以前エルノたちが彼を見たときは姉にリボンを結ばれていたのだが、今日はひとつに束ねた髪を、普通の髪紐で縛っている。
シストに続いて、フィアも姿を現した。
それをみて、アルがぱっと顔を輝かせる。
「お帰り、フィア!」
「ただいま。エルノたちも、久しぶりだな。元気だったか?」
飛びついてきたアルを受け止め、フィアはふっと笑った。
その様子を見て、ロディスがにかっと笑みを向けて、答える。
「元気元気!!」
「ロディは元気だけがとりえみたいなものですからね。この馬鹿でかい声がその証拠です」
エルノの言葉に、ロディスは"ひどい”といって、頬を膨らませた。
その様子を見て、ウィロウがおかしそうに笑う。
「遅くなってすまなかったな。……シストの寄り道に付き合っていたものだから」
ちらり、とパートナーに目をやれば、シストは"悪い悪い”といって、頭を下げた。
「寄り道?」
「ちょっと、見てきたいものがあってさ……」
シストが説明をしようとしたとき、ちょうどもう一度ドアが開いた。
「エルノ君、ロディス君、シャープ君、ウィロウ様ようこそ!!きてくれてありがとう!!」
テンションの高い彼を見て、エルノは思わず苦笑した。
「アンバーさん、こんにちは」
「へへっ!今日は楽しんでいってね!
とはいえ、立食形式の気軽なパーティだから。会場は中庭だよ。もう準備はできたから!
あ、ジェイドは僕と一緒に来て!!」
にっこりと笑顔で言うと、ジェイドの腕をつかむ。
ジェイドは予想外の行動に目を丸くした。
「え?!あ、はい!では、また後ほど!」
挨拶もそこそこに姿を消すアンバー。
「……あの人は相変わらずだな」
にぎやかというか、騒がしいというか。
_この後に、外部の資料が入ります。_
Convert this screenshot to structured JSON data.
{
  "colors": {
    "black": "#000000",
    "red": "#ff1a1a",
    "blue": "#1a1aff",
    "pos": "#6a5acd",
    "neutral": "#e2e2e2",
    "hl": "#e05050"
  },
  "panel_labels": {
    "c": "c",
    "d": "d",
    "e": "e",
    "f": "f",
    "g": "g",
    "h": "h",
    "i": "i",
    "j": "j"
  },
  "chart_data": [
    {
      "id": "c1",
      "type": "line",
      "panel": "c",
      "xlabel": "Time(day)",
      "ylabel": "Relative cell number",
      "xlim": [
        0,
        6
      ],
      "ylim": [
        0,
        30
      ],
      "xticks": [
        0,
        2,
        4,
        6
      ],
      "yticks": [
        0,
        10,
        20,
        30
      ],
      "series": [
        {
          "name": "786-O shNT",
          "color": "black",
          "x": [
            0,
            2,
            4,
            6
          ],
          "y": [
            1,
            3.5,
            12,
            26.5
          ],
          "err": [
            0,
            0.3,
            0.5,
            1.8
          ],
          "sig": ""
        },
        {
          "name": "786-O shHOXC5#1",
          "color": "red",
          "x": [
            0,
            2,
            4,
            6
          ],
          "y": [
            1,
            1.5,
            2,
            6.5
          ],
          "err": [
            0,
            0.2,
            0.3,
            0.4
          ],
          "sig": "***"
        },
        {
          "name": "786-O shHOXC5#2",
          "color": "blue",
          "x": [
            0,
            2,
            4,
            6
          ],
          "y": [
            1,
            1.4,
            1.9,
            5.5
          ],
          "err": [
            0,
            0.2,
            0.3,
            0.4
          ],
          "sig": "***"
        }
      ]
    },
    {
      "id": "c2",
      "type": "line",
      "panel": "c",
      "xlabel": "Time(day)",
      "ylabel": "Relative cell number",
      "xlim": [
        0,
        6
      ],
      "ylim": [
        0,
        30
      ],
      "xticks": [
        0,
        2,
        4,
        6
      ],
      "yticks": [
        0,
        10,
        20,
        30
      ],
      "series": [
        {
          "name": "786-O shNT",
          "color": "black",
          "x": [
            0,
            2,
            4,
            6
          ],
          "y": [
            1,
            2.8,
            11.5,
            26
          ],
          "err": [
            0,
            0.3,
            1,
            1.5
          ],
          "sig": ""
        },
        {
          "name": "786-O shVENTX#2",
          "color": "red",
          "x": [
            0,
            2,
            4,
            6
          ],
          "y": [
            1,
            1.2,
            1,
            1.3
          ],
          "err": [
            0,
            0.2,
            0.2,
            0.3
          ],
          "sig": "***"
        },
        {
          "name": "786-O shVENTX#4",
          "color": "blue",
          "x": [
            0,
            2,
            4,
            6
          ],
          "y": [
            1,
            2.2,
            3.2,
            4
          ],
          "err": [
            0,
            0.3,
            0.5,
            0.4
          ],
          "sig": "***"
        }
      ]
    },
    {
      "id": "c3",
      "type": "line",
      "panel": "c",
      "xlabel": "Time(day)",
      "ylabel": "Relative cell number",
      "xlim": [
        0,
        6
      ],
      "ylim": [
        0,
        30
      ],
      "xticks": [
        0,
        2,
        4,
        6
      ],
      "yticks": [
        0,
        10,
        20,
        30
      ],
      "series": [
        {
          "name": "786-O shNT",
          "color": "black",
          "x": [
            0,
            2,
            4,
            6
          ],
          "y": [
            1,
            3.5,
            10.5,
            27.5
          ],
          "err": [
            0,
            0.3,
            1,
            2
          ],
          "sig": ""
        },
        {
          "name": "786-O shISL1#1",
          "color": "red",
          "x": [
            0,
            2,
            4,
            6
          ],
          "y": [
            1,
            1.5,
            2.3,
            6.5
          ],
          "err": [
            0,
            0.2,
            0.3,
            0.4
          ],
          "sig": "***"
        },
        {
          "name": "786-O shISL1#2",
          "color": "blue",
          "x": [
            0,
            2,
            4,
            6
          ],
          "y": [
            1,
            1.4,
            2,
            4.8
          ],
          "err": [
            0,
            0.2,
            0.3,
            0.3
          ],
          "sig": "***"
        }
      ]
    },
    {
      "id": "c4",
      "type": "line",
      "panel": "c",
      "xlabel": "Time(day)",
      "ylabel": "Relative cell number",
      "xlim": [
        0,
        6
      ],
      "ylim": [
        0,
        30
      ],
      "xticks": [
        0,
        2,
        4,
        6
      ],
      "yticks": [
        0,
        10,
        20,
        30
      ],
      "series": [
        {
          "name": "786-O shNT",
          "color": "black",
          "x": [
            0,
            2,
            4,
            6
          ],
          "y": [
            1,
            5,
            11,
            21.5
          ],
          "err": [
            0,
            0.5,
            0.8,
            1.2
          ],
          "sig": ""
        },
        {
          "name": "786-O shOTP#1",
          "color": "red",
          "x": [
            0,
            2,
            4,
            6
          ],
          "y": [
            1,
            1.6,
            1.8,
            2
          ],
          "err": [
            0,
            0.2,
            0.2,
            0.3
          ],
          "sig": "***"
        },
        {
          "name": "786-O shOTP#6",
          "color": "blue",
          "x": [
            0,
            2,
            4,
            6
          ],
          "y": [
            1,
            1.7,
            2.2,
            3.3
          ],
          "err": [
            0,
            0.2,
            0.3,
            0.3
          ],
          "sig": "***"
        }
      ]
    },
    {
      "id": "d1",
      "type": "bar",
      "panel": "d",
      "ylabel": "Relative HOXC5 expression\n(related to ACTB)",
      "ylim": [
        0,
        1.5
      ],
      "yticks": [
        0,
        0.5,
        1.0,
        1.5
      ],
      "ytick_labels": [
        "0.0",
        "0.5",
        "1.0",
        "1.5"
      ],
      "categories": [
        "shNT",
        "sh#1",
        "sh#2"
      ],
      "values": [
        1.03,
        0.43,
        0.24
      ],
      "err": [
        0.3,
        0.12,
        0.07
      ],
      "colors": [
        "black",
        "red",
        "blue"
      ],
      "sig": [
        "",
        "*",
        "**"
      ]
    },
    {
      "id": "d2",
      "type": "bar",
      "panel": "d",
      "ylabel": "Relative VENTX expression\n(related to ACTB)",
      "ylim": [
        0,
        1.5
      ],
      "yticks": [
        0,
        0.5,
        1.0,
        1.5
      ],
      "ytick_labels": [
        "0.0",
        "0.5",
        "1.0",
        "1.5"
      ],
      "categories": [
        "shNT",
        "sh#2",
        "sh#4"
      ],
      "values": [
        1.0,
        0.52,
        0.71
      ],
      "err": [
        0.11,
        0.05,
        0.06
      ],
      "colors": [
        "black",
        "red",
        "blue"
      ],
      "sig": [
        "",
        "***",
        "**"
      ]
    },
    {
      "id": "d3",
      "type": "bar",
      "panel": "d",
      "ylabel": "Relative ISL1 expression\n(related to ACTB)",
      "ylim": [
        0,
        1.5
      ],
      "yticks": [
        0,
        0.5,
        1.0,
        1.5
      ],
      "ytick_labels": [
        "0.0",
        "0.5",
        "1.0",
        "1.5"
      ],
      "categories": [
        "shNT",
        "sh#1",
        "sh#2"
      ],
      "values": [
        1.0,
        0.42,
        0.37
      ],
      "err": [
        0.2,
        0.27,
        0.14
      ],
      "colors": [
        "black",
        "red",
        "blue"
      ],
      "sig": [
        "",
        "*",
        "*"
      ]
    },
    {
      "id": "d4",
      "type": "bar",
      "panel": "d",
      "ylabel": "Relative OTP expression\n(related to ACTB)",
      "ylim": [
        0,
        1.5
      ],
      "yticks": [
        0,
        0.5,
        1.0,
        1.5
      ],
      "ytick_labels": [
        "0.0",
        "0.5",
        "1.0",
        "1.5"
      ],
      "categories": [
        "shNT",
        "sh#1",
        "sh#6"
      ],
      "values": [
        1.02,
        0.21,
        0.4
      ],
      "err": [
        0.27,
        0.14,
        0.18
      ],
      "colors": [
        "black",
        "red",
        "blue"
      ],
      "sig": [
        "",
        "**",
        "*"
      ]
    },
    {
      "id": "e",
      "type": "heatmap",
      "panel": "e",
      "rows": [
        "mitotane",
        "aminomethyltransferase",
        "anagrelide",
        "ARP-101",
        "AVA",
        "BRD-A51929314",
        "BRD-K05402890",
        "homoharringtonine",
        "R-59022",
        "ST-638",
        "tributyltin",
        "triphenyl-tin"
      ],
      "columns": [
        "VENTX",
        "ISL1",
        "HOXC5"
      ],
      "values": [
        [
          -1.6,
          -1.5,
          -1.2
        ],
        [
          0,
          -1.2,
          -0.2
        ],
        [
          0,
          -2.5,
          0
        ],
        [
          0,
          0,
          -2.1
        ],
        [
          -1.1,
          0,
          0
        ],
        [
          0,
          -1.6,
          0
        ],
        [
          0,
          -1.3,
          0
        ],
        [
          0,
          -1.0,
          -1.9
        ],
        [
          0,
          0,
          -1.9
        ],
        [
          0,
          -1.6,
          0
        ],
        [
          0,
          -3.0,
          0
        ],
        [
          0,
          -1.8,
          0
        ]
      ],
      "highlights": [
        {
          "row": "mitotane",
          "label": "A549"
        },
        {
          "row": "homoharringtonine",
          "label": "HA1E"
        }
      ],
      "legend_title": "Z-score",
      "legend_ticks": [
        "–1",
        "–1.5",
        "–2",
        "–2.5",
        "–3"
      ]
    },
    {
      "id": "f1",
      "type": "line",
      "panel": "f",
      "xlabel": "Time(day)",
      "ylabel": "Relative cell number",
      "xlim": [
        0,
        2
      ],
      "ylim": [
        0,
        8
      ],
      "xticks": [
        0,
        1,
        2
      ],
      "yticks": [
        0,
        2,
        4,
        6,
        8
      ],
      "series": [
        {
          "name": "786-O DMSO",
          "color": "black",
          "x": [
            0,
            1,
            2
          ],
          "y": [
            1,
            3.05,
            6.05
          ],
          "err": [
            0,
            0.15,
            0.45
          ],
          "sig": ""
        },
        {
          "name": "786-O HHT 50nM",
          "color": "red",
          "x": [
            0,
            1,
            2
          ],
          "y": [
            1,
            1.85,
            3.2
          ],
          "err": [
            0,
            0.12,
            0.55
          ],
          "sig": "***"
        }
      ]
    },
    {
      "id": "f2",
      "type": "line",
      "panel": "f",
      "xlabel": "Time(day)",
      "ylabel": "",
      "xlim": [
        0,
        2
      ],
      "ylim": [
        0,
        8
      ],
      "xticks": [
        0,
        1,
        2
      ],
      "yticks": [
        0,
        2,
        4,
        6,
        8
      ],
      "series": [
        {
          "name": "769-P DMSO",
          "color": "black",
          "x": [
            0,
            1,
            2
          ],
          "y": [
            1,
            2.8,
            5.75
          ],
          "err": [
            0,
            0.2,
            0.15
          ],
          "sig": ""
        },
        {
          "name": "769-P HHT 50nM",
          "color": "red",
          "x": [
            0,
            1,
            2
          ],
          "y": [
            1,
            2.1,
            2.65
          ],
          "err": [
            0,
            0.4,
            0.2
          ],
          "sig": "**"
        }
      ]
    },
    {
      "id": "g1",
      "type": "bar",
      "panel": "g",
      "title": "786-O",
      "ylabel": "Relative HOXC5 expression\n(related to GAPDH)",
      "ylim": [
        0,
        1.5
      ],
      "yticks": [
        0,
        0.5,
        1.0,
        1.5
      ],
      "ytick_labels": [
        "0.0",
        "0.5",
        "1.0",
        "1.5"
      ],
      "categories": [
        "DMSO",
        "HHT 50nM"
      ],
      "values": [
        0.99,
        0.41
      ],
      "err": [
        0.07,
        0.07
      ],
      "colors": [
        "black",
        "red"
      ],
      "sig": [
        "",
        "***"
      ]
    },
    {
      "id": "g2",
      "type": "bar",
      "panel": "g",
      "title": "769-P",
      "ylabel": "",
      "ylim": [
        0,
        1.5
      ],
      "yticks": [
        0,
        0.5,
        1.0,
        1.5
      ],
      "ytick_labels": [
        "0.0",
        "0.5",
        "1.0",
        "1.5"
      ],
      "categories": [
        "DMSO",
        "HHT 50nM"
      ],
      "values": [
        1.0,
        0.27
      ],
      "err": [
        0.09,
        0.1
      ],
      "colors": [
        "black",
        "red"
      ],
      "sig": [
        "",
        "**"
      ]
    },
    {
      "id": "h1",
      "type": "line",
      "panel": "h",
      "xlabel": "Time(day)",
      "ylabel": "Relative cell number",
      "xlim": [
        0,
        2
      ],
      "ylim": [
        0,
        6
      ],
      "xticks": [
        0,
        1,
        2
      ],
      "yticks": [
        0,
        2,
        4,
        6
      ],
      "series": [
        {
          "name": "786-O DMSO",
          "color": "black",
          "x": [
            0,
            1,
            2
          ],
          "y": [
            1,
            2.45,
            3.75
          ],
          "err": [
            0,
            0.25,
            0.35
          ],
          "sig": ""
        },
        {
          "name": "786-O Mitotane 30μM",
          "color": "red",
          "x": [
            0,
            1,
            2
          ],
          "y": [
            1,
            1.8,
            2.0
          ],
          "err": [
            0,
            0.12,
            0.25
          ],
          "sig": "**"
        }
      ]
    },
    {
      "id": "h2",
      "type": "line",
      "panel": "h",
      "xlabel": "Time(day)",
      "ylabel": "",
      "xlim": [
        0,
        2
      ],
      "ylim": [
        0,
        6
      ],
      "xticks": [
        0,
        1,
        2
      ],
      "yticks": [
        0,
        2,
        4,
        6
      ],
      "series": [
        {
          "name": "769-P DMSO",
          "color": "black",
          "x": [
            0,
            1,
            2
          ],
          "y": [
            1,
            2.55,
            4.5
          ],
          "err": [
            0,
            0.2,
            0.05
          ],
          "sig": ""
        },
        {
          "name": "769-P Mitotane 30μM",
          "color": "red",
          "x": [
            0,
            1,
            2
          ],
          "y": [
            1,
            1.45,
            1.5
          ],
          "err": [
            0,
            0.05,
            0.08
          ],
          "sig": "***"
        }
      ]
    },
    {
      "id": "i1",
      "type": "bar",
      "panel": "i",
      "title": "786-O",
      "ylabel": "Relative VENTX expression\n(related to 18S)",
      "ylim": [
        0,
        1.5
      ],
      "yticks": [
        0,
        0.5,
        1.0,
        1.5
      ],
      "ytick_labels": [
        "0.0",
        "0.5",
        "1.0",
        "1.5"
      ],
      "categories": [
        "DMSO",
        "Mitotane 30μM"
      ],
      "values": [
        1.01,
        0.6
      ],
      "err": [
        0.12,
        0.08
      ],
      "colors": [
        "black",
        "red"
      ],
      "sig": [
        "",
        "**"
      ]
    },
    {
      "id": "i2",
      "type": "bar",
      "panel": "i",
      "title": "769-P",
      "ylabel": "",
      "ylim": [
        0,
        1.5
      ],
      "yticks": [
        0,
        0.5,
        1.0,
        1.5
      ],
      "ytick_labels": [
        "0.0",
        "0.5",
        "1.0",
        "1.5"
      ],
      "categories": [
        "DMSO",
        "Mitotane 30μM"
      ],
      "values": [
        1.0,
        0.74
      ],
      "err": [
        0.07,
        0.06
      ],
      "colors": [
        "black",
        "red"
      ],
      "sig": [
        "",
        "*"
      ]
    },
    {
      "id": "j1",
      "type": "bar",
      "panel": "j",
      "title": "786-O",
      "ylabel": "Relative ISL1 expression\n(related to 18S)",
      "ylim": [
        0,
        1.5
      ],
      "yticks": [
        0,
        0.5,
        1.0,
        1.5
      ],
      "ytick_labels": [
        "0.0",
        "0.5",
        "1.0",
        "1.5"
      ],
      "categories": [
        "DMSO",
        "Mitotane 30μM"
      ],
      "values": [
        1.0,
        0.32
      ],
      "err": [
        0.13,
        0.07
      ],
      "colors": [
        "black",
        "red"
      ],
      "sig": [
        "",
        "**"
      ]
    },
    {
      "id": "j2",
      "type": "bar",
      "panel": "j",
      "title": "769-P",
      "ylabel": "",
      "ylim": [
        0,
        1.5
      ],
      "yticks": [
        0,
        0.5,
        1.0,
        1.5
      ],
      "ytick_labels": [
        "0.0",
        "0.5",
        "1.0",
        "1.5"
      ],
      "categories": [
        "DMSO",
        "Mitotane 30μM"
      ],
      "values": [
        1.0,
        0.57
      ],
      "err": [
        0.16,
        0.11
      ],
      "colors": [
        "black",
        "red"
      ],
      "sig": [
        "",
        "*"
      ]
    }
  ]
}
と、シャープがぼそりとつぶやく。
シストは同意するように頷いた。そして、にかっと笑う。
「さて、じゃあ俺たちも行こうか。会場に」
そして、彼らは中庭に向かった。
「うわぁ!!」
「すげぇ!」
エルノとロディスが感嘆の声を上げた。
ウィロウはきらきらと目を輝かせ、シャープは仲間がはしゃいでいる様子をじっと見つめている。
咲き誇る、巨大な桜の木。
淡い紅色の花びらがひらひらと妖精のように舞っている。
その空間中の空気が香っているのではないかと思えるほどに、優しい光と香りに満ち溢れていた。
「なかなかのもんだろ?外にこんな大人数でわらわらいくわけにはいかないから、城の中での花見なんだけどさ」
やっぱり外のほうがよかった?とシストが問えば、首を振るエルノたち。
ここでも十分だと、思っていた。
わいわいとにぎやかな雰囲気。暖かい空間。そして、隣にはいつもの仲間と、異世界の友人と。
一時の再会とわかっているが、それだからこそ、楽しく、愛おしく、かけがえのない時間だと思えるのだ。